Este tipo de distinciones me han parecido siempre muy poco realistas. No es cierto que haya quien actúe sin importarle los resultados o haya quienes no tengan en cuenta principios. Los de la ética de la responsabilidad también siguen principios, aunque en su caso el único principio que les importa es valorar los resultados; los de la ética de la convicción también tienen en cuenta los resultados, sólo que entre los resultados incluyen la fidelidad a determinados principios.
En la práctica, en nuestras acciones siempre hay una combinación de principios, intenciones y resultados. La realidad se explica mejor cuando se integran todos estos aspectos que cuando se intentan separar para hacer clasificaciones.
Algo parecido sucede con la responsabilidad social de la empresa. Algunos quieren justificarla como una exigencia de determinados principios, valores o convicciones. Otros en cambio le otorgan una función instrumental: la responsabilidad social sirve para mejorar la cuenta de resultados.

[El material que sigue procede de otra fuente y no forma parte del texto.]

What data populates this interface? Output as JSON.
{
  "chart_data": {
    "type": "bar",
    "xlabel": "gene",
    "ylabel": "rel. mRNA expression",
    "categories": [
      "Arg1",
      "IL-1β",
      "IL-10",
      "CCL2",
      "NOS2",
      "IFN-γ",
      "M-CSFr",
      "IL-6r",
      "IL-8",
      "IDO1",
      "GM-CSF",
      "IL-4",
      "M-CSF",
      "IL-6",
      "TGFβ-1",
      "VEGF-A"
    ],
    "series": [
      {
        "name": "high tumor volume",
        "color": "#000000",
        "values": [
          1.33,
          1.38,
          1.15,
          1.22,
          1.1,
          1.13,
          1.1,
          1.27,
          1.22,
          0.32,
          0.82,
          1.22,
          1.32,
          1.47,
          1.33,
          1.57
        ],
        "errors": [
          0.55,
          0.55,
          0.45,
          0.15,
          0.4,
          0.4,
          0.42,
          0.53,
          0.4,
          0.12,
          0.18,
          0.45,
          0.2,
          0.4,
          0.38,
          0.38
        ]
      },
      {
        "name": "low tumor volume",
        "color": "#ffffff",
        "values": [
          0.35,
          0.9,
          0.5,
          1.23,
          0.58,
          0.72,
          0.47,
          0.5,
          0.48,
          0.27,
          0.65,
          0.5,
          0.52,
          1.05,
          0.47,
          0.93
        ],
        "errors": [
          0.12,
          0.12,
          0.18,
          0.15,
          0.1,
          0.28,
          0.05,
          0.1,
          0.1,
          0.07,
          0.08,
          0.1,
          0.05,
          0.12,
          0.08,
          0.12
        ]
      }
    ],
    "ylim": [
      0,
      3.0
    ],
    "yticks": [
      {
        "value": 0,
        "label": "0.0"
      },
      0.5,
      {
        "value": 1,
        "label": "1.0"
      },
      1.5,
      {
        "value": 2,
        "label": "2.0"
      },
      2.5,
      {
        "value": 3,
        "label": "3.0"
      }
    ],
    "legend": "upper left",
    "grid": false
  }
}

Evitemos caer en un inútil pedaleo intelectual y hagamos como Alejandro Magno con el problema del nudo gordiano: sacar la espada y cortar la cuerda.
En la realidad las empresas se interesan por la responsabilidad social por motivos muy variados, algunos de carácter más coyuntural (crisis de reputación, imagen, posicionamiento en el mercado, relaciones públicas) y otros de más convicción (compromiso del propio equipo, principios personales o corporativos). Es más, en la mayoría de los casos habrá un mix de motivos. No pasa nada: nosotros tampoco actuamos siempre con una intención perfecta.
Dos ideas, para ser prácticos y no complicarnos con teorías. Una: cualquier motivo que haga que las empresas se interesen por la responsabilidad social es bueno. ¿También por una razón puramente instrumental? Sí, también. Lo importante es que la burra ande, sea grande o no. La segunda, que matiza la primera: aquellas empresas que no lleguen a las razones más profundas y de compromiso, y se queden en una visión puramente instrumental, acabarán desengañándose: para ellas la responsabilidad social habrá sido sólo una moda.
Se trata de caer en la cuenta que el resultado más importante de nuestras acciones pasa en nuestro interior: cuando actúo responsablemente, yo me hago más responsable. Decía Sócrates que es peor cometer injusticias que sufrirlas, porque el que comete injusticias se vuelve injusto. Convicciones y resultados van siempre juntos. Como decía la mística castellana, “al final de la jornada, el que se salva sabe, y el que no, no sabe nada”.